L’annonce de la fin des moteurs thermiques en 2035 bouscule l’ensemble de la filière auto. Chez Forvia Faurecia Systèmes d’Échappement (FSE), spécialiste des systèmes d’échappements moteur, la direction mise sur l’hydrogène. La CFDT souhaite que la conduite du changement associe les salariés et leurs représentants, notamment pour définir un plan d’accompagnement des transitions professionnelles.

Par Emmanuelle Pirat— Publié le 25/04/2023 à 12h00 et mis à jour le 25/04/2023 à 12h05

De gauche à droite : Jean-François Aulin, élu CSE du site de Messei (Orne) ; Mohamed El Kinani, délégué syndical ; Jean-Luc Scanavin, élu CSE ; Annick Antoni, élue CSE ; Franck Robillard, délégué syndical central de FSE, qui travaille à Messei.
De gauche à droite : Jean-François Aulin, élu CSE du site de Messei (Orne) ; Mohamed El Kinani, délégué syndical ; Jean-Luc Scanavin, élu CSE ; Annick Antoni, élue CSE ; Franck Robillard, délégué syndical central de FSE, qui travaille à Messei.© DR

Pour une entreprise telle que Forvia (ex-Faurecia), équipementier automobile qui emploie 1 400 salariés en France, la fin des moteurs thermiques implique forcément une remise en question majeure.

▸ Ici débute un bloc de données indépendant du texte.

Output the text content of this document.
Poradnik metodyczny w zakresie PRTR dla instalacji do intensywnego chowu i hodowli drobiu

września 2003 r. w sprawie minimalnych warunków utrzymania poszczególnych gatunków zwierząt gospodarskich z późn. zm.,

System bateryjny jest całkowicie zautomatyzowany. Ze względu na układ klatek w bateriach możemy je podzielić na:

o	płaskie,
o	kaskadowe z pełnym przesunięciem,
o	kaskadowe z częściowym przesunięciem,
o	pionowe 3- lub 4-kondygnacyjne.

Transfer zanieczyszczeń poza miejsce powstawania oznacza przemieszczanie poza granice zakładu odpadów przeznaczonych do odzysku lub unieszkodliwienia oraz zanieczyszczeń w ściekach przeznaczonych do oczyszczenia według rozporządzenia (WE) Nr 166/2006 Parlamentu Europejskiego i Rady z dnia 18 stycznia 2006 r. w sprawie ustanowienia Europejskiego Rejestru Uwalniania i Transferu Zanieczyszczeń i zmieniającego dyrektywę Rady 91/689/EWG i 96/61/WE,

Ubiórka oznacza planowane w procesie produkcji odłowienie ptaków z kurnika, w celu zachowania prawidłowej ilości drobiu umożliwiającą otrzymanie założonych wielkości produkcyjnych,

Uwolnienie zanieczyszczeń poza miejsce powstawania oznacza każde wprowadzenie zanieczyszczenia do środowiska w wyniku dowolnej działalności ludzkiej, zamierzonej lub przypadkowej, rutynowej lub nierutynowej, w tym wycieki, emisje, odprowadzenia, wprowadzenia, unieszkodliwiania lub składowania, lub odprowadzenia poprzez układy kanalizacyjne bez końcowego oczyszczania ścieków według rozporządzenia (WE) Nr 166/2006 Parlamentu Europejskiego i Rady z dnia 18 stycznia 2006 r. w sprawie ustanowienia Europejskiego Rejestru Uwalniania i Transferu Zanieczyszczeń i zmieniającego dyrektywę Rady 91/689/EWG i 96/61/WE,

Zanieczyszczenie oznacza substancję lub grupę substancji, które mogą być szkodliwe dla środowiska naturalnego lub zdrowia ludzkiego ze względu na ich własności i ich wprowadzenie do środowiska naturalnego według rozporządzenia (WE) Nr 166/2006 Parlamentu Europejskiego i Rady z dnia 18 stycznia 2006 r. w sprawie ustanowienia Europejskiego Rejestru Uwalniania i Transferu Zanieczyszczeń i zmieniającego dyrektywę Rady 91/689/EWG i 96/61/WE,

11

D’ailleurs, dès 2019, la direction a décidé de miser sur l’hydrogène – ou plus exactement sur le dihydrogène (H2), présenté comme la molécule qui va révolutionner le monde énergétique de demain. Elle a choisi de faire de son site de Bavans (Doubs/Bourgogne-Franche-Comté, 864 salariés), jusqu’alors spécialisé dans la R&D, son site pilote en matière d’hydrogène. Notamment pour y construire les prototypes de réservoirs à hydrogène destinés à équiper des véhicules commerciaux et des véhicules lourds. Une fois homologués, ces réservoirs sont fabriqués dans la toute récente usine d’Allenjoie, proche de Montbéliard (250 salariés).

Marcher à l’aveugle

« Nous sommes conscients qu’il fallait trouver une suite à l’échappement et nous tourner vers de nouvelles technologies. Le problème n’est pas là. Il est plutôt dans la manière dont la direction mène les affaires », résume Jean-Luc Scanavin, technicien de conception de banc d’essai, élu au CSE et au CSE central, très remonté contre une direction « qui ignore les organisations syndicales et s’assoie sur le dialogue social »1. Au moment des annonces de 2019 concernant le tournant vers l’hydrogène, la CFDT avait affirmé son soutien au projet. « Il n’y avait alors pas eu de débat : la CFDT est en faveur de la transition écologique, et nous avons toujours dit que nous souhaitions l’accompagner. Nous étions d’ailleurs confiants, au départ », explique Mohamed El Kinani, délégué syndical et technicien d’essai aux bancs moteurs : « Nous le sommes un peu moins aujourd’hui. Pour entamer une telle transition industrielle, il faut fixer un cap, définir une stratégie, remplir une feuille de route. Nous avons au contraire l’impression de marcher à l’aveugle. Il ne suffit pas de dire que l’on part sur l’hydrogène, il faut savoir où on va ! »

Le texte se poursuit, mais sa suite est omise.